Was it legal for him to do that? In a word: No. As my colleagues at The Wall Street Journal wrote last week: President Trump, meet Justice Jackson. Robert Jackson was the last attorney general of the United States and the last justice of the U.S. Supreme Court never to have graduated from law school. He was also a gifted jurist who played a pivotal role in a famous case in 1952.
In 1952, when American steelworkers went on strike and the U.S. military was fighting the Korean War, President Harry Truman asked Congress for the authority to occupy the steel mills and pay nonunion workers to replace the strikers. When Congress refused, Truman declared a state of emergency and directed his secretary of commerce, Charles Sawyer, to hire workers at federal expense to operate the mills.

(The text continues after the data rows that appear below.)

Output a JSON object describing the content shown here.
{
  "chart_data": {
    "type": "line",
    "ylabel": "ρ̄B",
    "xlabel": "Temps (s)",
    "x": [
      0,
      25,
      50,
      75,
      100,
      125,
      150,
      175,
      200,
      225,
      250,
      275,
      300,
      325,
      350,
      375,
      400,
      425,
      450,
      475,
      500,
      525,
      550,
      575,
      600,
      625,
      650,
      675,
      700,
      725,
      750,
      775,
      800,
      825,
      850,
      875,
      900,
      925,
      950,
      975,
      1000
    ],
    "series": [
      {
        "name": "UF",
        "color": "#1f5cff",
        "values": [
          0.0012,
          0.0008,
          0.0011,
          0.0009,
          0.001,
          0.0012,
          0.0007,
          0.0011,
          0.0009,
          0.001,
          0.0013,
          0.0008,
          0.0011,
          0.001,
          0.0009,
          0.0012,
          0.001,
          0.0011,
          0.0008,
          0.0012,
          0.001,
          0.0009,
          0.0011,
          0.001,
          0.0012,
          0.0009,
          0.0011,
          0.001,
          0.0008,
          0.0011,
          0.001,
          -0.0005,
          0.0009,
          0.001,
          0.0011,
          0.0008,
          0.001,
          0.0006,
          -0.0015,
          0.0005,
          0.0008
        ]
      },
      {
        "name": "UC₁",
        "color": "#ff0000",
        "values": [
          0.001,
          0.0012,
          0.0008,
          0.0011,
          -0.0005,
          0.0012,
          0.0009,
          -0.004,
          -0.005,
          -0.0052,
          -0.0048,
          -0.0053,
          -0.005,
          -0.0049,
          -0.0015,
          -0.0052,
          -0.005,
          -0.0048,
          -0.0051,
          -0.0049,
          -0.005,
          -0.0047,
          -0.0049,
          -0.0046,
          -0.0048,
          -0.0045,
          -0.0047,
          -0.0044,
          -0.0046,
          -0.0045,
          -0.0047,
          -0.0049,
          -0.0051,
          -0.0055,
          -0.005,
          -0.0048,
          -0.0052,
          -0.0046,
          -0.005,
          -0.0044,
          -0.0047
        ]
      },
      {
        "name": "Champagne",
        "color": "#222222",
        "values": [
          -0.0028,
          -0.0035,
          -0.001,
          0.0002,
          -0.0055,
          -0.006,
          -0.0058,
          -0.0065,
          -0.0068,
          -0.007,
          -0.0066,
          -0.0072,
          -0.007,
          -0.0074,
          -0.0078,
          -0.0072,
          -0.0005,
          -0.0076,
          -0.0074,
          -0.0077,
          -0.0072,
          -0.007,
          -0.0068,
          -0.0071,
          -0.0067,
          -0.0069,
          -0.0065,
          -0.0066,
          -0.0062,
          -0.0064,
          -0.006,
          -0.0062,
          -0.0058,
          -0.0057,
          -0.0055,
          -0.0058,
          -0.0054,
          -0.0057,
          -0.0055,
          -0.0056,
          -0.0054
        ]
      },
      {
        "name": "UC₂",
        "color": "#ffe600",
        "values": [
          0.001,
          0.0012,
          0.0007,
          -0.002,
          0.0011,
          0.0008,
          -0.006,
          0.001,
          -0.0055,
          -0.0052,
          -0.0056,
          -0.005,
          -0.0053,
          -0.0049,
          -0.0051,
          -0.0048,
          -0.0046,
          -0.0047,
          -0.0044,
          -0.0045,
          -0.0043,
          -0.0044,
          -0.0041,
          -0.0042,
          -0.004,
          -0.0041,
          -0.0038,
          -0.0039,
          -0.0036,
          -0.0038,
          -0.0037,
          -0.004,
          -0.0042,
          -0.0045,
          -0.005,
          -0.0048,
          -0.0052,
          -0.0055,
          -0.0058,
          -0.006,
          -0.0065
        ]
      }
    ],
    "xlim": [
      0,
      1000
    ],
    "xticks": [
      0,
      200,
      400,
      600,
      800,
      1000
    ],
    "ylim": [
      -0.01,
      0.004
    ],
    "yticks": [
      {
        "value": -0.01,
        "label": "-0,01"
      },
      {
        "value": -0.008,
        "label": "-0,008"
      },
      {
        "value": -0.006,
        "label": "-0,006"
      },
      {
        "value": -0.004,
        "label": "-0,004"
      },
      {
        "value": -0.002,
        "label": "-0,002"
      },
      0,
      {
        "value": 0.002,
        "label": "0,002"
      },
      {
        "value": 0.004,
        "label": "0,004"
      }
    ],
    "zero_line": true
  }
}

When the mills' owners challenged Truman's order, a federal district judge enjoined the president from enforcing it, and the Supreme Court upheld the injunction. Youngstown Sheet & Tube v. Sawyer, known as the Steel Seizure Case, held that the president was without authority to occupy private property and pay others to do so without express appropriations from Congress because the Constitution defines clearly that no federal dollars can be spent without an appropriation by Congress.
Now, back to Justice Jackson. Rarely in Supreme Court history has a concurring opinion been cited and relied upon by future courts more than the majority opinion, but this case is the exception. In concurring with the majority on the court, Justice Jackson offered his now iconic views of the presidency vis-a-vis Congress under the Constitution.
When the president acts pursuant to authority granted to him by the Congress in an area of government delegated to him by the Constitution, his authority is at its peak, and he is free to exercise it as he sees fit. When he acts in an area as to which the Congress has been silent, he acts in a twilight zone and can succeed only if the area of his behavior is delegated to him under the Constitution and if he enjoys broad public support.
But when the president acts in an area that the Constitution gives exclusively to Congress -- such as spending money -- and when he acts in defiance of Congress, his acts are unconstitutional and are to be enjoined.
Years later, Justice Anthony Kennedy would explain that presidents cannot act as if they were Congress any more than Congress can act as if it were the president. They cannot constitutionally exchange roles voluntarily, much less by defiance. This underscores the separation of powers. It is the most integral unique aspect of our Constitution. James Madison argued that it preserves personal liberty by keeping both the president and the Congress in check -- even if it means they are sometimes at tension with each other.
President Trump's emergency declaration would be viable, though probably unsubstantiated factually, if it did not involve spending money. But by spending money not unauthorized by Congress, he has failed to uphold the Constitution, which he has sworn to preserve, protect and defend.